The Power of Practice

By October 26, 2020Church

How many of you want more peace?

As we survey what is happening around us, the obvious answer from rational people would be a definite yes! But what is peace?

When I was younger, I thought peace was the absence of trouble. Back then, a peaceful day meant that things went smoothly and people were nice to me. But as you grow older, what do you realize? There’s always going to be troubles, struggles, and challenges.

If peace means the absence of all these things, you will never have peace.

In the Bible, peace is described as wholeness, blessing, and fulfillment. When an ancient Jew said to you, “peace be with you” they weren’t saying, “I hope people are nice to you today.”

They were really saying … “May God’s help and strength and favor be with you.”

As we see in Philippians 4, the key to experiencing peace is to stay focused on God.

In Philippians 4:1-9, the Apostle Paul describes the connection between peace and the power of practicing godly thinking.

In general, we get good at the things we regularly practice. There’s a reason why football players practice blocking and tackling. We develop and improve our skills by practicing them.

You might think about it this but you can practice the way you think.

1 Therefore, my brothers and sisters, you whom I love and long for, my joy and crown, stand firm in the Lord in this way, dear friends! 2 I plead with Euodia and I plead with Syntyche to be of the same mind in the Lord. 3 Yes, and I ask you, my true companion, help these women since they have contended at my side in the cause of the gospel, along with Clement and the rest of my co-workers, whose names are in the book of life. – Philippians 4:1-3

We often assume these two ladies are quarreling with each other. Paul doesn’t say that. But they do disagree about something. (Sidenote: you can disagree with someone without being disagreeable.) What is Paul’s response? Have the same mind in the Lord.

Do you want to experience peace? Stay focused on God.

4 Rejoice in the Lord always. I will say it again: Rejoice! 5 Let your gentleness be evident to all. The Lord is near. 6 Do not be anxious about anything, but in every situation, by prayer and petition, with thanksgiving, present your requests to God. 7 And the peace of God, which transcends all understanding, will guard your hearts and your minds in Christ Jesus. – Philippians 4:4-7

What is anxiety?

In the original language, anxiety was a combination of two words put together. One meant to tear or separate. The other referred to the mind. Put together, they literally meant to to divide the mind.

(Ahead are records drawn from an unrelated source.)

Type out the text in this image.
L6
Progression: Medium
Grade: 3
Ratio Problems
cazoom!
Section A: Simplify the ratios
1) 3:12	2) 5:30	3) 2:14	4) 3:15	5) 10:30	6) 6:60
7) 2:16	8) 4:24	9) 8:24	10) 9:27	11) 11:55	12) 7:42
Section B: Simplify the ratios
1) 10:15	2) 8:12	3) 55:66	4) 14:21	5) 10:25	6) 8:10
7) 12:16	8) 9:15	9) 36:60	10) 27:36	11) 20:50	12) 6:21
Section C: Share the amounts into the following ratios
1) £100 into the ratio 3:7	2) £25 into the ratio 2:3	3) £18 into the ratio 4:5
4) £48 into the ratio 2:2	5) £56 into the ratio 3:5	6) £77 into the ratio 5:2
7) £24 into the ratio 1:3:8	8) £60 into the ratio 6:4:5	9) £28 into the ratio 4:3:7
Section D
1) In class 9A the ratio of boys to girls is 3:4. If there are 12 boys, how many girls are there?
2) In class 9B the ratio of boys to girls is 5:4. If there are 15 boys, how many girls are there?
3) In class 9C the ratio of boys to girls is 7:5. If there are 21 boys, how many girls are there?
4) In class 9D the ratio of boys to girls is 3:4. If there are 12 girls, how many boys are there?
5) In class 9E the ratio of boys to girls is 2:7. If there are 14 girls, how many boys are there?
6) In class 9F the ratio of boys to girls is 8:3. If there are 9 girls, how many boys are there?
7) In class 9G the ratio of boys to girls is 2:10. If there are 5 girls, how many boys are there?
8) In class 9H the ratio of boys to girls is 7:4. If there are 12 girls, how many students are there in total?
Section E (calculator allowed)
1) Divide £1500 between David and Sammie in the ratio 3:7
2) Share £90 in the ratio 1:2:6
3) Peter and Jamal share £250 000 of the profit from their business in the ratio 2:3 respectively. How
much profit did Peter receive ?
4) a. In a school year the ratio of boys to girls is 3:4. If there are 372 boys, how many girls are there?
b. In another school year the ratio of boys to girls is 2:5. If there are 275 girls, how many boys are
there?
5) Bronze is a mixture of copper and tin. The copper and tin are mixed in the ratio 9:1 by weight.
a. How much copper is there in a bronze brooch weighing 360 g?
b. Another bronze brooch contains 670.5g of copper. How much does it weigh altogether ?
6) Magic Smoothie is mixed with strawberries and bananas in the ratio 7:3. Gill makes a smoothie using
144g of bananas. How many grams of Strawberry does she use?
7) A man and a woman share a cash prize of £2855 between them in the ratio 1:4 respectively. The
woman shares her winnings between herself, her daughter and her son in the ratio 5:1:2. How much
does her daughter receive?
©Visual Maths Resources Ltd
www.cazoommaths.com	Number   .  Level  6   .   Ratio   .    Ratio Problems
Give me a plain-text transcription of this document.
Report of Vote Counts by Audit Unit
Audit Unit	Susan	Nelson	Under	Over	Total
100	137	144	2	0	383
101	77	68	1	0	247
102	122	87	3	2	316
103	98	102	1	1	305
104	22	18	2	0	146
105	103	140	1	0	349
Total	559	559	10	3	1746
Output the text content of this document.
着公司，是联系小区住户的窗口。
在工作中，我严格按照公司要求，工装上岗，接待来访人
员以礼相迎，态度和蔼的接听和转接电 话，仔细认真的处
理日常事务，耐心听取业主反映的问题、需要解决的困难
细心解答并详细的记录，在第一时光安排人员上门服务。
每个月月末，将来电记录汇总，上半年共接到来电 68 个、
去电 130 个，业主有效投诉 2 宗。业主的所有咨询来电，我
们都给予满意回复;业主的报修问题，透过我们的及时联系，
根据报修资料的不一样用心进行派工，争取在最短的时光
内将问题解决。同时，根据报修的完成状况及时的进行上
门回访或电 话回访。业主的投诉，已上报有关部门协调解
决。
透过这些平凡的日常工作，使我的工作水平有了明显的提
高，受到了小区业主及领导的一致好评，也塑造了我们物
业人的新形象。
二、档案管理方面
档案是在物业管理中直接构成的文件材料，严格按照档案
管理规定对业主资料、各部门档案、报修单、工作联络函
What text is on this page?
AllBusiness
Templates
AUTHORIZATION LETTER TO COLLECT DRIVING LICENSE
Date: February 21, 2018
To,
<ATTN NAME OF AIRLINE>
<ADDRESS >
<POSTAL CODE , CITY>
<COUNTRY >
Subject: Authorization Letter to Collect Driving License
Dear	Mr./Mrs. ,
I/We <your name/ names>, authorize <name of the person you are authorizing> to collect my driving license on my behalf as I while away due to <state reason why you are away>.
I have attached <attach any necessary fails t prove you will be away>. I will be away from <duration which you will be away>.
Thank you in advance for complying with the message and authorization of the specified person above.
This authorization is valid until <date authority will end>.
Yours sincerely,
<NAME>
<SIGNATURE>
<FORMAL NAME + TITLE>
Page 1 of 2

Anxiety comes about when our mind is divided.

Years ago, we used to sing “The battle belongs to the Lord.” While battle belongs to the Lord, the battle begins in our minds.

Knowing that, how can we stay focused on God?

Find the good – rejoice! The devil will tell you, “Everything is awful. Everything is bad.” He knows that discouragement leads to paralysis. What happens if you stop looking for the good in your life? You’ll miss most of the good that is all around you.

Pray first. When do we pray? In every situation. If I have time to worry, I have time to pray. When I receive bad news, I have a choice: choose anxiety or trust. Where is that choice made? In the mind.

Be thankful. I’ve heard it said gratitude is an attitude. Thankfulness is a way of thinking. It’s not a theory – it’s a thought. I’ve discovered that thankful people tend to be less anxious people.

Author Max Lucado once wrote, “Your challenge is not your challenge. Your challenge is the way you think about your challenge.”

What is the key to experiencing peace? Stay focused on God.

Notice how Paul closes passage:

8 Finally, brothers and sisters, whatever is true, whatever is noble, whatever is right, whatever is pure, whatever is lovely, whatever is admirable — if anything is excellent or praiseworthy — think about such things. 9 Whatever you have learned or received or heard from me or seen in me — put it into practice. And the God of peace will be with you. – Philippians 4:8-9

Be intentional about the way you think.

Why? Because the gravitational pull of our culture is never towards Jesus. In fact, many of our cultural magnets pull us away from what is pure, lovely, and admirable.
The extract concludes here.